We can answer this question in the multi-database case with a map function and we can do the same here as long as we account for the "type" property added to each document:


function(doc) {

if (doc.resource == "author") {

emit(doc.id,
{name: doc.name,
language: doc.lang,
followers: doc.followers_count});
}
}


2. How many tweets did each author write?

We were also able to answer this question in the multi-database case using a map and reduce function applied to the tweets database. Here again we can accomplish the same thing by accounting for the resource type:


// Map function
function(doc) {

if (doc.resource == "tweet") {

emit(doc.from_user,1);
}
}

// Reduce function
function(keys, values) {

return sum(values);
}


3. How many tweet authors are also followers of @damienkatz

The only question we couldn't answer using our previous model. After a number of false starts a solution to this problem did emerge. That solution is based on two principles:


  1. Keys returned by a map function can be lists of values rather than simple values

  2. By defining a grouping level we can bundle lists with a common group of leading elements into a single reduce call



Our map function must export information about all tweet authors as well as all followers of Damien into the intermediate key-value space.
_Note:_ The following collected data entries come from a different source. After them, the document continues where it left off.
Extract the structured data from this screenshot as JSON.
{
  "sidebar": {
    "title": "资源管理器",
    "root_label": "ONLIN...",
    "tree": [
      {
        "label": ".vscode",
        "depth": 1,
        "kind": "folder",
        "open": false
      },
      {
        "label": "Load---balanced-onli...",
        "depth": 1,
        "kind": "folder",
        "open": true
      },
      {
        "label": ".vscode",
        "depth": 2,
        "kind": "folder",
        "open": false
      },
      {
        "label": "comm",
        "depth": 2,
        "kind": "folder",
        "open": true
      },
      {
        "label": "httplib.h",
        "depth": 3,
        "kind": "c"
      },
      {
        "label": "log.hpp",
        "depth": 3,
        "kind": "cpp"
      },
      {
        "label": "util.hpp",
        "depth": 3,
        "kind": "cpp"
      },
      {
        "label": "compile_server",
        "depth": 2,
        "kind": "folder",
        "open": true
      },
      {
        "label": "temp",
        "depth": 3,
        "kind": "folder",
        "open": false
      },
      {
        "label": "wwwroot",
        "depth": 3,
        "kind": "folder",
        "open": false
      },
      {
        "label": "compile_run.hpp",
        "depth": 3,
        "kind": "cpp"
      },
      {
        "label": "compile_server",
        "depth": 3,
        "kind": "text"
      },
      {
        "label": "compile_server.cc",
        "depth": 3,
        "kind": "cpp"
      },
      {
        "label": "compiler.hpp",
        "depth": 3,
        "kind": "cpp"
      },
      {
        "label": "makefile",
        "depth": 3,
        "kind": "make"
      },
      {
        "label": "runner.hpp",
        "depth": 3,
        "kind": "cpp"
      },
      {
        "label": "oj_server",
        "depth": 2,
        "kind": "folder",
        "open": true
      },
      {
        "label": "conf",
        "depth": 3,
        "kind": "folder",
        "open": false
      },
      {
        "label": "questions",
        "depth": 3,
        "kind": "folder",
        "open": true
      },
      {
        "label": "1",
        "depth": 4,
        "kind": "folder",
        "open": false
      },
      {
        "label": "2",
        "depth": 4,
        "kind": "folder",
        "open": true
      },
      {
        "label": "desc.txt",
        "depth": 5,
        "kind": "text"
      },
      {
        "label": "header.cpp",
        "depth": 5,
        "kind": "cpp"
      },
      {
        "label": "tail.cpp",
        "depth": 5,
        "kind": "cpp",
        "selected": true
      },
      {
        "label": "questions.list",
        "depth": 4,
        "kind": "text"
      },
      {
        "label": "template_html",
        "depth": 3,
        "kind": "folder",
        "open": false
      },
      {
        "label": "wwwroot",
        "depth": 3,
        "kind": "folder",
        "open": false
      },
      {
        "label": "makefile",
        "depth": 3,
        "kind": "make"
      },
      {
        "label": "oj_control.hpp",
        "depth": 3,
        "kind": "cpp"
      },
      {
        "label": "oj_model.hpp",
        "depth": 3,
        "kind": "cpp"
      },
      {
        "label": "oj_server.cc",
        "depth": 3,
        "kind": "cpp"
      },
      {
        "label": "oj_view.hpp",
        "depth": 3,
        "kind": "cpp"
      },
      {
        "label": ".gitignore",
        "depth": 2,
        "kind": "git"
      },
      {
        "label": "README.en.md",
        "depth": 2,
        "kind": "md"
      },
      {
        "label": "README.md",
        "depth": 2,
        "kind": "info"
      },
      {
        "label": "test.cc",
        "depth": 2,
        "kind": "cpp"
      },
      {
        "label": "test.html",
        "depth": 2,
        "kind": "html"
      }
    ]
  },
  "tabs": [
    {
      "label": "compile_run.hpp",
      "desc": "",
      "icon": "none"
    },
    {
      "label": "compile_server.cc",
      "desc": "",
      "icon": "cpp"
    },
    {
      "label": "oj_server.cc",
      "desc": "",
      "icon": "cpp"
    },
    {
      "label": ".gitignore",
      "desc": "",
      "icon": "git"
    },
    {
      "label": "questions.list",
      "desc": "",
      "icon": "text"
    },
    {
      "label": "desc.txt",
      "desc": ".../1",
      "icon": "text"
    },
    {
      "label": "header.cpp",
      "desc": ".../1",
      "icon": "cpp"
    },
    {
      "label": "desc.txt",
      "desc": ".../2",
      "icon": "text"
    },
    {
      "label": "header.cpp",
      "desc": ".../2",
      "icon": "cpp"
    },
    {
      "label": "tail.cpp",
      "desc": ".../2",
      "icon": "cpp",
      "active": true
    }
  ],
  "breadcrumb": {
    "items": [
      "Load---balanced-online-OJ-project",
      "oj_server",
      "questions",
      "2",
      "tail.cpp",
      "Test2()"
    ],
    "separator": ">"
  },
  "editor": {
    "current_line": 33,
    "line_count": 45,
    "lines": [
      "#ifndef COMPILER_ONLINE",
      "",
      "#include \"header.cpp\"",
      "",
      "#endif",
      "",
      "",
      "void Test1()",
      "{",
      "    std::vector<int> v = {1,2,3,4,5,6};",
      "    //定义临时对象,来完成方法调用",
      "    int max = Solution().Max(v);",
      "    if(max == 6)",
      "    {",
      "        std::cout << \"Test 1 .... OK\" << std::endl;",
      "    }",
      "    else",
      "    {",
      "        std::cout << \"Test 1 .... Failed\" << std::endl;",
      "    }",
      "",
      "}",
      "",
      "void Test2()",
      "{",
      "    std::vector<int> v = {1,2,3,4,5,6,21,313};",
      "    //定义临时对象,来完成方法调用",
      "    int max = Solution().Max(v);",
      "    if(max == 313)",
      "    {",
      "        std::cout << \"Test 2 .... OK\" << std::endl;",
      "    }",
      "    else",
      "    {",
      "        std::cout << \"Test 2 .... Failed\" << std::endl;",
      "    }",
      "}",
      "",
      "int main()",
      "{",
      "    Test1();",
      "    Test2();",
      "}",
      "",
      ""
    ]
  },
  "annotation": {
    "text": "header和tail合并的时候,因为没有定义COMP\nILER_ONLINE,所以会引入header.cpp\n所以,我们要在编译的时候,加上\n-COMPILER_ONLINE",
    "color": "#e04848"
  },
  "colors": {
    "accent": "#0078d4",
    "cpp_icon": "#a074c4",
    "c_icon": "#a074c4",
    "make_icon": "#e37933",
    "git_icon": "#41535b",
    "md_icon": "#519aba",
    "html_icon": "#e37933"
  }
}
Each document of type author contains a distinct ID value while each document of type followers contains a list of follower IDs in the ids property. If our map function defines it's keys as a list containing the author/follower ID as the first element we can then use a grouping function to correlate author information to information about a follower. Something like the code below should do the trick:


function(doc) {

// Add keys for each author, keyed by their distinct
// Twitter ID
if (doc.resource == "author") {

emit([doc.id,"name"],doc.screen_name);
}
else if (doc.resource == "followers" &&
doc.screen_name == "damienkatz") {

// Also add keys for each follower of Damien's,
// again keyed by Twitter ID. This will allow
// us to use CouchDB's grouping functionality
// to correlate author IDs to followers.
for (var i = 0; i < doc.ids.length; ++i) {

emit([doc.ids[i],'is_following'],1);
}
}
}


Assuming the grouping operation described above is applied our reduce function will have one of three possible types of inputs:


  • An is_following key only. This corresponds to a follower who did not write a tweet with the tag of #couchdb

  • A name key only; this identifies a tweet author that is not a follower of Damien

  • A name and is_following tag point to followers who have also been tweeting.
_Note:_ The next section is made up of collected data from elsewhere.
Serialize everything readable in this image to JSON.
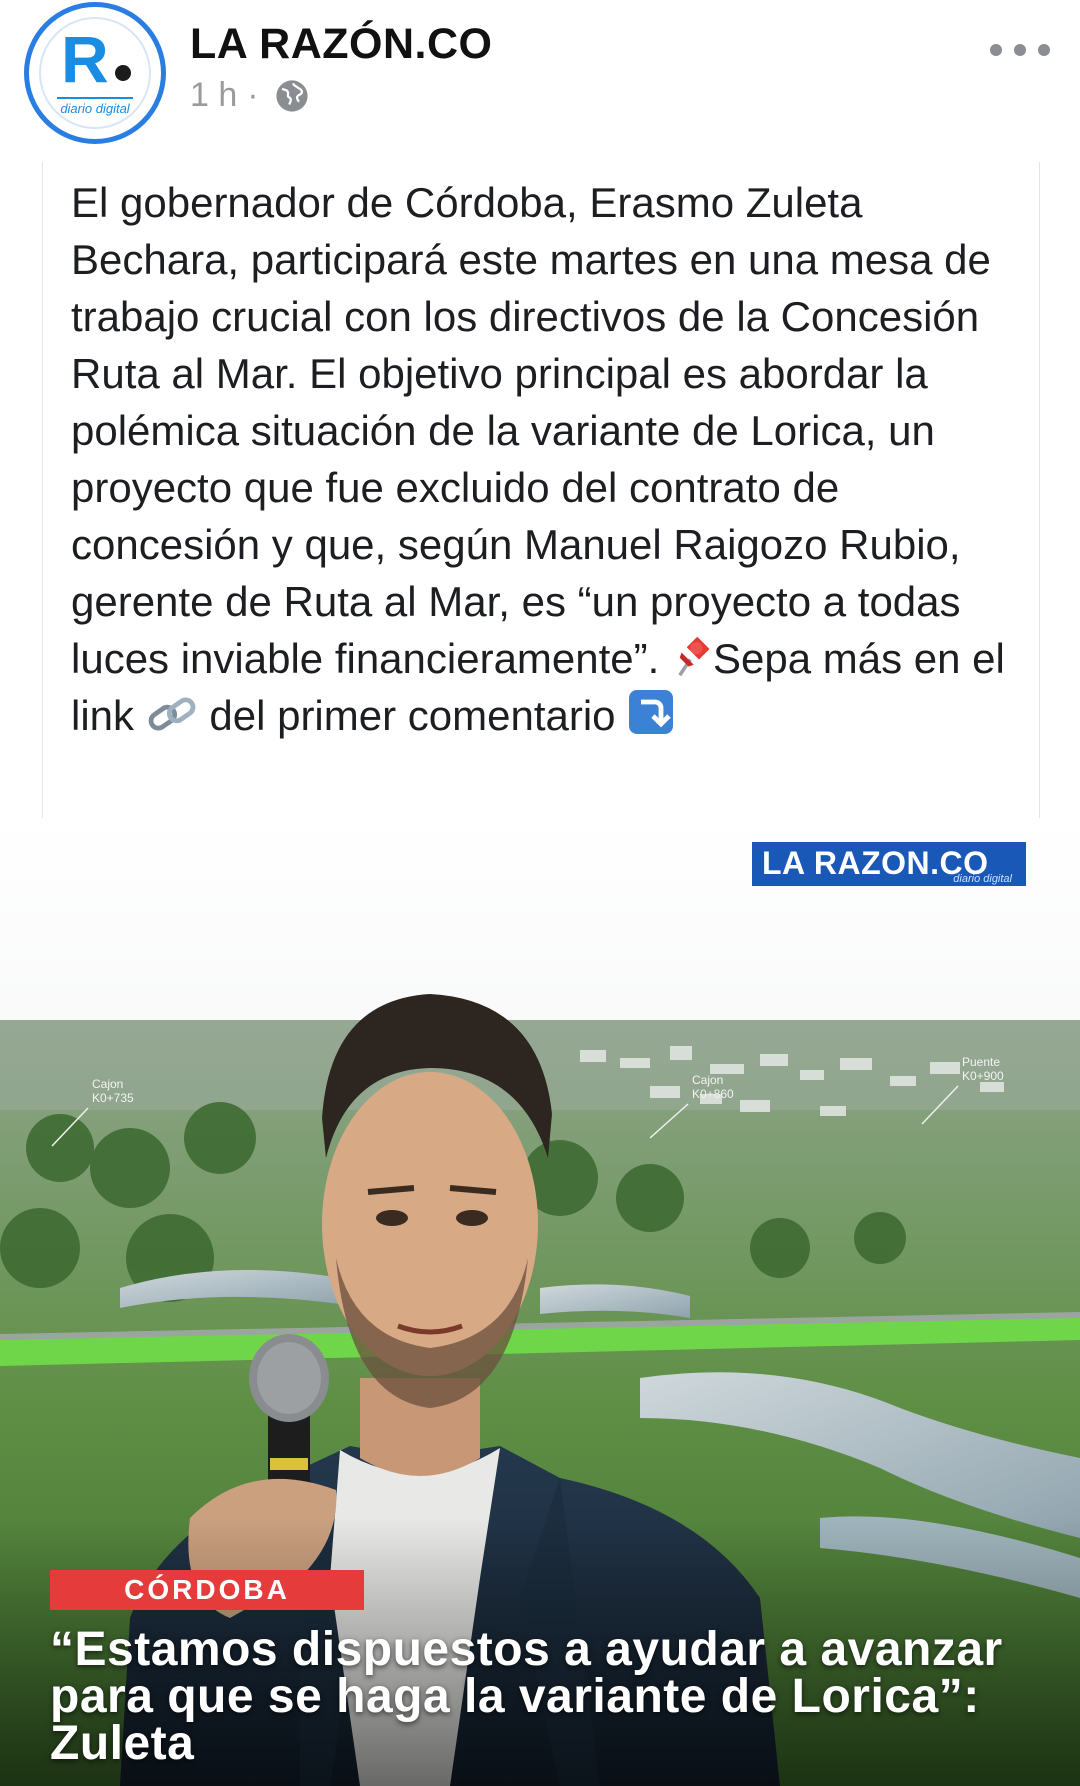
{
  "post": {
    "page_name": "LA RAZÓN.CO",
    "avatar": {
      "letter": "R",
      "tagline": "diario digital"
    },
    "time": "1 h",
    "separator": "·",
    "audience_icon": "globe-icon",
    "more_icon": "more-options-icon",
    "text_main": "El gobernador de Córdoba, Erasmo Zuleta Bechara, participará este martes en una mesa de trabajo crucial con los directivos de la Concesión Ruta al Mar. El objetivo principal es abordar la polémica situación de la variante de Lorica, un proyecto que fue excluido del contrato de concesión y que, según Manuel Raigozo Rubio, gerente de Ruta al Mar, es “un proyecto a todas luces inviable financieramente”. ",
    "text_after_pin": "Sepa más en el link ",
    "text_after_link": " del primer comentario "
  },
  "image": {
    "watermark_title": "LA RAZON.CO",
    "watermark_sub": "diario digital",
    "category": "CÓRDOBA",
    "headline": "“Estamos dispuestos a ayudar a avanzar para que se haga la variante de Lorica”: Zuleta",
    "map_labels": {
      "label_1": "Cajon",
      "label_1b": "K0+735",
      "label_2": "Cajon",
      "label_2b": "K0+860",
      "label_3": "Puente",
      "label_3b": "K0+900"
    }
  },
  "colors": {
    "accent_blue": "#2a7de1",
    "watermark_blue": "#1a58b8",
    "category_red": "#e53b3b",
    "road_green": "#6fd64a"
  }
}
The code below should accomplish what we're after:


function(keys, values, rereduce) {

// Make our reduce function safe for rereduce
if (rereduce) {
return values
}
else {

// Strip keys out of (key,id) tuples. Even
// though we're using a grouping function
// keys are of the form [Twitter ID, keyname]
// so we need to take the second item from
// whatever we find.
var truekeys = keys.map(function(arr) { return arr[0][1]; });

// Build an object containing key-value pairs.
// It's a bit like a simplified version of zip
// without all the error checking and special
// case handling.
var foo = {};
for (var i = 0; i < truekeys.length; ++i) {
foo[truekeys[i]] = values[i];
}

// If we have a "name" and an "is_following"
// value of 1 we've found an author who is
// also following Damien.
if (("name" in foo) &&
("is_following" in foo) &&
foo["is_following"] == 1) {
return foo["name"];
}
}
}


Testing this script on a CouchDB instance built from the PopulateSingleDatabase.py script give output like the following:


python EvalTemporaryView.py -d twitter -m js/map_3a.js -r js/reduce_3a.js -g 1
{"rows":[
...
{"key":[3049901],"value":null},
{"key":[3091161],"value":"SoreGums"},
{"key":[3123671],"value":null},
...


CouchDB will display a value for every key grouping, and most of these results will be null (since the majority of Damien's followers aren't tweeting about CouchDB on a regular basis). Non-null values indicate followers who are also tweet authors; filtering out the null values will identify exactly the population we're after.

Updated map and reduce functions for the single database case (as well as some minor updates to work with CouchDB 1.0.x) can be found on github.